Neben Ansätzen einer kultursoziologischen Transformationstheorie (Wilhelm Gräb) beschäftigte uns die Grounded Theory in der Vermittlung des Religionssoziologen Hubertus Knob-lauch und die Erkenntnisse der Neuen Frankfurter Schule der Theologie (Dinter, Heimbrock, Söderblohm). Zum Einstieg befasste wir uns mit den Ansätzen vorhandener religionssoziologischer Umfragen: Neben der Kinderstudie von World Vision und dem Religionsmonitor von Bertelsmann standen auch die Visitationsfragebögen unserer Kirche und die neusten EKD-Erhebungen am Horizont.

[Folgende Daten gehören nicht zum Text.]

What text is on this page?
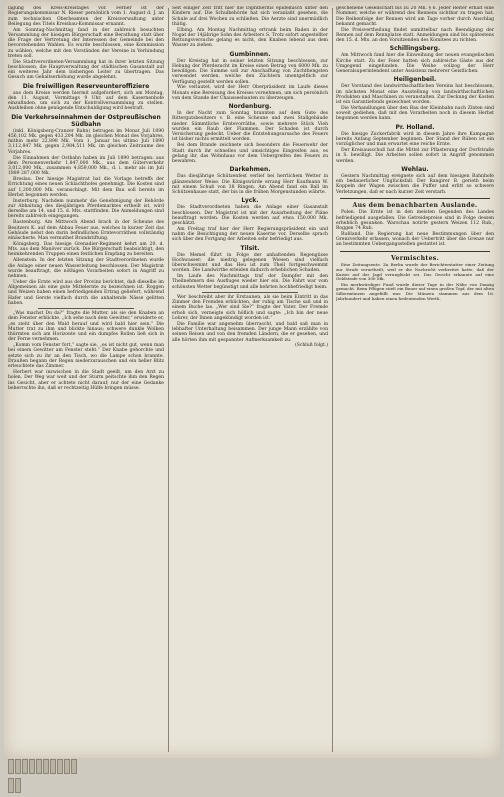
lagung des Kreis-Kreistages vor. Ferner ist der Regierungskommissar N. Rieser persönlich vom 1. August d. J. an zum technischen Oberbeamten der Kreisverwaltung unter Beilegung des Titels Kreisbau-Kommissar ernannt.

Am Sonntag-Nachmittag fand in der zahlreich besuchten Versammlung der hiesigen Bürgerschaft eine Berathung statt über die Frage der Vertretung der Interessen der Gemeinde bei den bevorstehenden Wahlen. Es wurde beschlossen, eine Kommission zu wählen, welche mit den Vorständen der Vereine in Verbindung treten soll.

Die Stadtverordneten-Versammlung hat in ihrer letzten Sitzung beschlossen, die Hauptverwaltung der städtischen Gasanstalt auf ein weiteres Jahr dem bisherigen Leiter zu übertragen. Das Gesuch um Gehaltserhöhung wurde abgelehnt.

Die freiwilligen Reserveunteroffiziere

aus dem Kreise werden hiermit aufgefordert, sich am Montag, den 11. August, Vormittags 9 Uhr, auf dem Kasernenhofe einzufinden, um sich zu der Kontrollversammlung zu stellen. Ausbleiben ohne genügende Entschuldigung wird bestraft.

Die Verkehrseinnahmen der Ostpreußischen Südbahn

(inkl. Königsberg-Cranzer Bahn) betrugen im Monat Juli 1890 456,102 Mk. gegen 433,204 Mk. im gleichen Monat des Vorjahres, mithin mehr 22,898 Mk. Vom 1. Januar bis ultimo Juli 1890 3,112,847 Mk. gegen 2,984,511 Mk. im gleichen Zeitraume des Vorjahres.

Die Einnahmen der Ostbahn haben im Juli 1890 betragen: aus dem Personenverkehr 1,847,000 Mk., aus dem Güterverkehr 3,012,000 Mk., zusammen 4,859,000 Mk., d. i. mehr als im Juli 1889 287,000 Mk.

Breslau. Der hiesige Magistrat hat die Vorlage betreffs der Errichtung eines neuen Schlachthofes genehmigt. Die Kosten sind auf 1,200,000 Mk. veranschlagt. Mit dem Bau soll bereits im Herbst begonnen werden.

Insterburg. Nachdem nunmehr die Genehmigung der Behörde zur Abhaltung des diesjährigen Pferdemarktes ertheilt ist, wird derselbe am 14. und 15. d. Mts. stattfinden. Die Anmeldungen sind bereits zahlreich eingegangen.

Rastenburg. Am Mittwoch Abend brach in der Scheune des Besitzers K. auf dem Abbau Feuer aus, welches in kurzer Zeit das Gebäude nebst den darin befindlichen Erntevorräthen vollständig einäscherte. Man vermuthet Brandstiftung.

Königsberg. Das hiesige Grenadier-Regiment kehrt am 20. d. Mts. aus dem Manöver zurück. Die Bürgerschaft beabsichtigt, den heimkehrenden Truppen einen festlichen Empfang zu bereiten.

Allenstein. In der letzten Sitzung der Stadtverordneten wurde die Anlage einer neuen Wasserleitung beschlossen. Der Magistrat wurde beauftragt, die nöthigen Vorarbeiten sofort in Angriff zu nehmen.

Ueber die Ernte wird aus der Provinz berichtet, daß dieselbe im Allgemeinen als eine gute Mittelernte zu bezeichnen ist. Roggen und Weizen haben einen befriedigenden Ertrag geliefert, während Hafer und Gerste vielfach durch die anhaltende Nässe gelitten haben.

„Was machst Du da?“ fragte die Mutter, als sie den Knaben an dem Fenster erblickte. „Ich sehe nach dem Gewitter,“ erwiderte er, „es zieht über den Wald herauf und wird bald hier sein.“ Die Mutter trat zu ihm und blickte hinaus; schwere dunkle Wolken thürmten sich am Horizonte und ein dumpfes Rollen ließ sich in der Ferne vernehmen.

„Komm vom Fenster fort,“ sagte sie, „es ist nicht gut, wenn man bei einem Gewitter am Fenster steht.“ Der Knabe gehorchte und setzte sich zu ihr an den Tisch, wo die Lampe schon brannte. Draußen begann der Regen niederzurauschen und ein heller Blitz erleuchtete das Zimmer.

Herbert war inzwischen in die Stadt geeilt, um den Arzt zu holen. Der Weg war weit und der Sturm peitschte ihm den Regen ins Gesicht, aber er achtete nicht darauf; nur der eine Gedanke beherrschte ihn, daß er rechtzeitig Hülfe bringen müsse.

Seit einiger Zeit tritt hier die Diphtheritis epidemisch unter den Kindern auf. Die Schulbehörde hat sich veranlaßt gesehen, die Schule auf drei Wochen zu schließen. Die Aerzte sind unermüdlich thätig.

Elbing. Am Montag Nachmittag ertrank beim Baden in der Nogat der 14jährige Sohn des Arbeiters S. Trotz sofort angestellter Rettungsversuche gelang es nicht, den Knaben lebend aus dem Wasser zu ziehen.

Gumbinnen.

Der Kreistag hat in seiner letzten Sitzung beschlossen, zur Hebung der Pferdezucht im Kreise einen Betrag von 6000 Mk. zu bewilligen. Die Summe soll zur Anschaffung von Zuchthengsten verwendet werden, welche den Züchtern unentgeltlich zur Verfügung gestellt werden sollen.

Wie verlautet, wird der Herr Oberpräsident im Laufe dieses Monats eine Bereisung des Kreises vornehmen, um sich persönlich von dem Stande der Chausseebauten zu überzeugen.

Nordenburg.

In der Nacht zum Sonntag brannten auf dem Gute des Rittergutsbesitzers v. B. eine Scheune und zwei Stallgebäude nieder. Sämmtliche Erntevorräthe, sowie mehrere Stück Vieh wurden ein Raub der Flammen. Der Schaden ist durch Versicherung gedeckt. Ueber die Entstehungsursache des Feuers ist bisher nichts ermittelt worden.

Bei dem Brande zeichnete sich besonders die Feuerwehr der Stadt durch ihr schnelles und umsichtiges Eingreifen aus; es gelang ihr, das Wohnhaus vor dem Uebergreifen des Feuers zu bewahren.

Darkehmen.

Das diesjährige Schützenfest verlief bei herrlichem Wetter in glänzendster Weise. Die Königswürde errang Herr Kaufmann W. mit einem Schuß von 38 Ringen. Am Abend fand ein Ball im Schützenhause statt, der bis in die frühen Morgenstunden währte.

Lyck.

Die Stadtverordneten haben die Anlage einer Gasanstalt beschlossen. Der Magistrat ist mit der Ausarbeitung der Pläne beauftragt worden. Die Kosten werden auf etwa 150,000 Mk. geschätzt.

Am Freitag traf hier der Herr Regierungspräsident ein und nahm die Besichtigung der neuen Kaserne vor. Derselbe sprach sich über den Fortgang der Arbeiten sehr befriedigt aus.

Tilsit.

Die Memel führt in Folge der anhaltenden Regengüsse Hochwasser; die niedrig gelegenen Wiesen sind vielfach überschwemmt und das Heu ist zum Theil fortgeschwemmt worden. Die Landwirthe erleiden dadurch erheblichen Schaden.

Im Laufe des Nachmittags traf der Dampfer mit den Theilnehmern des Ausfluges wieder hier ein. Die Fahrt war vom schönsten Wetter begünstigt und alle kehrten hochbefriedigt heim.

Wer beschreibt aber ihr Erstaunen, als sie beim Eintritt in das Zimmer den Fremden erblickten, der ruhig am Tische saß und in einem Buche las. „Wer sind Sie?“ fragte der Vater. Der Fremde erhob sich, verneigte sich höflich und sagte: „Ich bin der neue Lehrer, der Ihnen angekündigt worden ist.“

Die Familie war angenehm überrascht, und bald saß man in lebhafter Unterhaltung beisammen. Der junge Mann erzählte von seinen Reisen und von den fremden Ländern, die er gesehen, und alle hörten ihm mit gespannter Aufmerksamkeit zu.

(Schluß folgt.)

geschehene Gesellschaft bis zu 20 Mk. § 6. Jeder Reiter erhält eine Nummer, welche er während des Rennens sichtbar zu tragen hat. Die Reihenfolge der Rennen wird am Tage vorher durch Anschlag bekannt gemacht.

Die Preisvertheilung findet unmittelbar nach Beendigung der Rennen auf dem Rennplatze statt. Anmeldungen sind bis spätestens den 15. d. Mts. an den Vorsitzenden des Komitees zu richten.

Schillingsberg.

Am Mittwoch fand hier die Einweihung der neuen evangelischen Kirche statt. Zu der Feier hatten sich zahlreiche Gäste aus der Umgegend eingefunden. Die Weihe vollzog der Herr Generalsuperintendent unter Assistenz mehrerer Geistlichen.

Heiligenbeil.

Der Vorstand des landwirthschaftlichen Vereins hat beschlossen, im nächsten Monat eine Ausstellung von landwirthschaftlichen Produkten und Maschinen zu veranstalten. Zur Deckung der Kosten ist ein Garantiefonds gezeichnet worden.

Die Verhandlungen über den Bau der Kleinbahn nach Zinten sind soweit gediehen, daß mit den Vorarbeiten noch in diesem Herbst begonnen werden kann.

Pr. Holland.

Die hiesige Zuckerfabrik wird in diesem Jahre ihre Kampagne bereits Anfang September beginnen. Der Stand der Rüben ist ein vorzüglicher und man erwartet eine reiche Ernte.

Der Kreisausschuß hat die Mittel zur Pflasterung der Dorfstraße in S. bewilligt. Die Arbeiten sollen sofort in Angriff genommen werden.

Wehlau.

Gestern Nachmittag ereignete sich auf dem hiesigen Bahnhofe ein bedauerlicher Unglücksfall. Der Rangirer B. gerieth beim Koppeln der Wagen zwischen die Puffer und erlitt so schwere Verletzungen, daß er nach kurzer Zeit verstarb.

Aus dem benachbarten Auslande.

Polen. Die Ernte ist in den meisten Gegenden des Landes befriedigend ausgefallen. Die Getreidepreise sind in Folge dessen erheblich gesunken. Warschau notirte gestern Weizen 112 Rub., Roggen 74 Rub.

Rußland. Die Regierung hat neue Bestimmungen über den Grenzverkehr erlassen, wonach der Uebertritt über die Grenze nur an bestimmten Uebergangsstellen gestattet ist.

Vermischtes.

Eine Zeitungsente. Zu Berlin wurde der Berichterstatter einer Zeitung zur Strafe verurtheilt, weil er die Nachricht verbreitet hatte, daß der Kaiser auf der Jagd verunglückt sei. Das Gericht erkannte auf eine Geldstrafe von 300 Mk.

Ein merkwürdiger Fund wurde dieser Tage in der Nähe von Danzig gemacht. Beim Pflügen stieß ein Bauer auf einen großen Topf, der mit alten Silbermünzen angefüllt war. Die Münzen stammen aus dem 16. Jahrhundert und haben einen bedeutenden Werth.
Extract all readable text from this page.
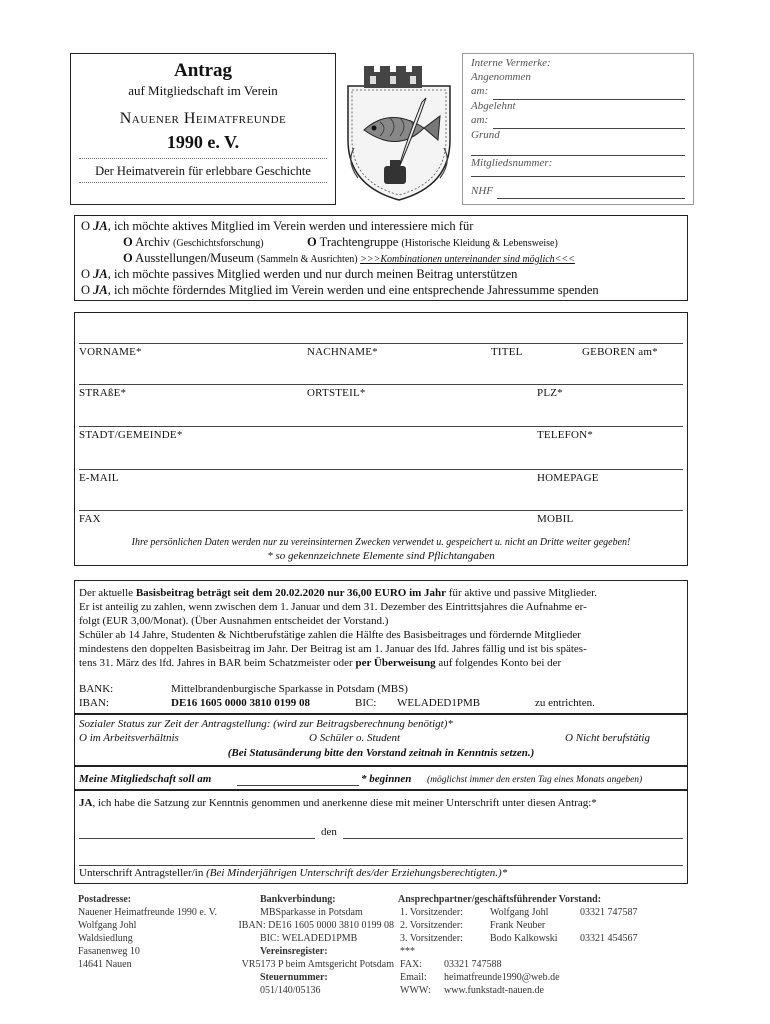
Antrag
auf Mitgliedschaft im Verein
Nauener Heimatfreunde
1990 e. V.
Der Heimatverein für erlebbare Geschichte
Interne Vermerke:
Angenommen
am:
Abgelehnt
am:
Grund
Mitgliedsnummer:
NHF
O JA, ich möchte aktives Mitglied im Verein werden und interessiere mich für
O Archiv (Geschichtsforschung)	O Trachtengruppe (Historische Kleidung & Lebensweise)
O Ausstellungen/Museum (Sammeln & Ausrichten) >>>Kombinationen untereinander sind möglich<<<
O JA, ich möchte passives Mitglied werden und nur durch meinen Beitrag unterstützen
O JA, ich möchte förderndes Mitglied im Verein werden und eine entsprechende Jahressumme spenden
VORNAME*	NACHNAME*	TITEL	GEBOREN am*
STRAßE*	ORTSTEIL*	PLZ*
STADT/GEMEINDE*	TELEFON*
E-MAIL	HOMEPAGE
FAX	MOBIL
Ihre persönlichen Daten werden nur zu vereinsinternen Zwecken verwendet u. gespeichert u. nicht an Dritte weiter gegeben!
* so gekennzeichnete Elemente sind Pflichtangaben
Der aktuelle Basisbeitrag beträgt seit dem 20.02.2020 nur 36,00 EURO im Jahr für aktive und passive Mitglieder.
Er ist anteilig zu zahlen, wenn zwischen dem 1. Januar und dem 31. Dezember des Eintrittsjahres die Aufnahme er-
folgt (EUR 3,00/Monat). (Über Ausnahmen entscheidet der Vorstand.)
Schüler ab 14 Jahre, Studenten & Nichtberufstätige zahlen die Hälfte des Basisbeitrages und fördernde Mitglieder
mindestens den doppelten Basisbeitrag im Jahr. Der Beitrag ist am 1. Januar des lfd. Jahres fällig und ist bis spätes-
tens 31. März des lfd. Jahres in BAR beim Schatzmeister oder per Überweisung auf folgendes Konto bei der
BANK:	Mittelbrandenburgische Sparkasse in Potsdam (MBS)
IBAN:	DE16 1605 0000 3810 0199 08	BIC: WELADED1PMB	zu entrichten.
Sozialer Status zur Zeit der Antragstellung: (wird zur Beitragsberechnung benötigt)*
O im Arbeitsverhältnis	O Schüler o. Student	O Nicht berufstätig
(Bei Statusänderung bitte den Vorstand zeitnah in Kenntnis setzen.)
Meine Mitgliedschaft soll am	* beginnen (möglichst immer den ersten Tag eines Monats angeben)
JA, ich habe die Satzung zur Kenntnis genommen und anerkenne diese mit meiner Unterschrift unter diesen Antrag:*
den
Unterschrift Antragsteller/in (Bei Minderjährigen Unterschrift des/der Erziehungsberechtigten.)*
Postadresse:
Nauener Heimatfreunde 1990 e. V.
Wolfgang Johl
Waldsiedlung
Fasanenweg 10
14641 Nauen
Bankverbindung:
MBSparkasse in Potsdam
IBAN: DE16 1605 0000 3810 0199 08
BIC: WELADED1PMB
Vereinsregister:
VR5173 P beim Amtsgericht Potsdam
Steuernummer:
051/140/05136
Ansprechpartner/geschäftsführender Vorstand:
1. Vorsitzender:	Wolfgang Johl	03321 747587
2. Vorsitzender:	Frank Neuber
3. Vorsitzender:	Bodo Kalkowski 03321 454567
***
FAX: 03321 747588
Email: heimatfreunde1990@web.de
WWW: www.funkstadt-nauen.de
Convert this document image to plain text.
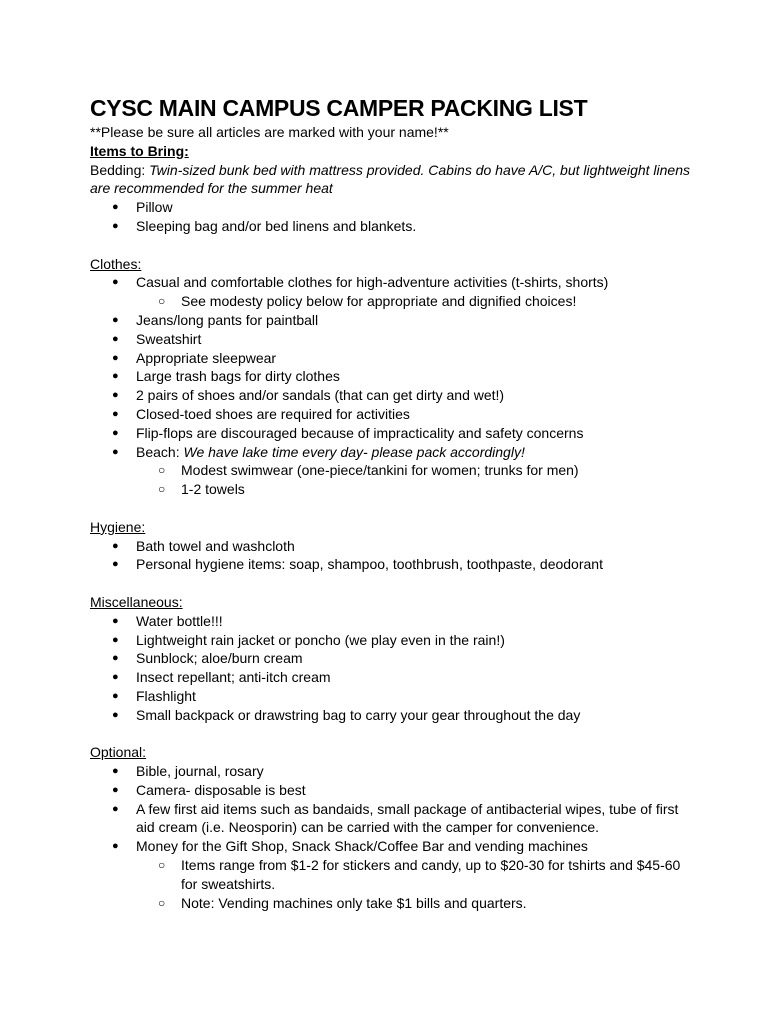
CYSC MAIN CAMPUS CAMPER PACKING LIST

**Please be sure all articles are marked with your name!**

Items to Bring:

Bedding: Twin-sized bunk bed with mattress provided. Cabins do have A/C, but lightweight linens are recommended for the summer heat

● Pillow
● Sleeping bag and/or bed linens and blankets.

Clothes:

● Casual and comfortable clothes for high-adventure activities (t-shirts, shorts)
○ See modesty policy below for appropriate and dignified choices!
● Jeans/long pants for paintball
● Sweatshirt
● Appropriate sleepwear
● Large trash bags for dirty clothes
● 2 pairs of shoes and/or sandals (that can get dirty and wet!)
● Closed-toed shoes are required for activities
● Flip-flops are discouraged because of impracticality and safety concerns
● Beach: We have lake time every day- please pack accordingly!
○ Modest swimwear (one-piece/tankini for women; trunks for men)
○ 1-2 towels

Hygiene:

● Bath towel and washcloth
● Personal hygiene items: soap, shampoo, toothbrush, toothpaste, deodorant

Miscellaneous:

● Water bottle!!!
● Lightweight rain jacket or poncho (we play even in the rain!)
● Sunblock; aloe/burn cream
● Insect repellant; anti-itch cream
● Flashlight
● Small backpack or drawstring bag to carry your gear throughout the day

Optional:

● Bible, journal, rosary
● Camera- disposable is best
● A few first aid items such as bandaids, small package of antibacterial wipes, tube of first aid cream (i.e. Neosporin) can be carried with the camper for convenience.
● Money for the Gift Shop, Snack Shack/Coffee Bar and vending machines
○ Items range from $1-2 for stickers and candy, up to $20-30 for tshirts and $45-60 for sweatshirts.
○ Note: Vending machines only take $1 bills and quarters.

Einen Ausblick auf das Forschungsprojekt „Religiöse Erwartungen“ erhalten wir zum Abschluss des Kurses.
Eine willkommene Ergänzung bot schließlich der Hinweis von Professor Lienhardt, der uns im Auswertungsgespräch auf die soziologischen Erklärungsansätze von Detlef Pollack zur besonderen religiösen Lage in Ostdeutschland hinwies: Ein Landstrich, dessen Bevölkerung schon vor der kommunistischen Ära zur Staatskirche auf Distanz gegangen war, in dem das kirchliche Teilnahmeverhalten trotz der Minderheitensituation „volkskirchlich“ distanziert, die Struktur parochial geblieben war, dessen Menschen die Kirche nach der Wende von 1989 zunächst über den Steuerbescheid begegnete, und das - im Unterschied etwa zum katholi-schen Polen und zu Russland - nach der Wende keine Wiederbelebung der Religion erlebt hat. Hoffnungsvoll ist hier lediglich eine kleine Gruppe Jugendlicher und junger Erwachsener (Pollack/Pickel, Religiöser und kirchlicher Wandel, 2000, S. 23) die sich durch hohe Motivation und Partizipationsbereitschaft auszeichnet.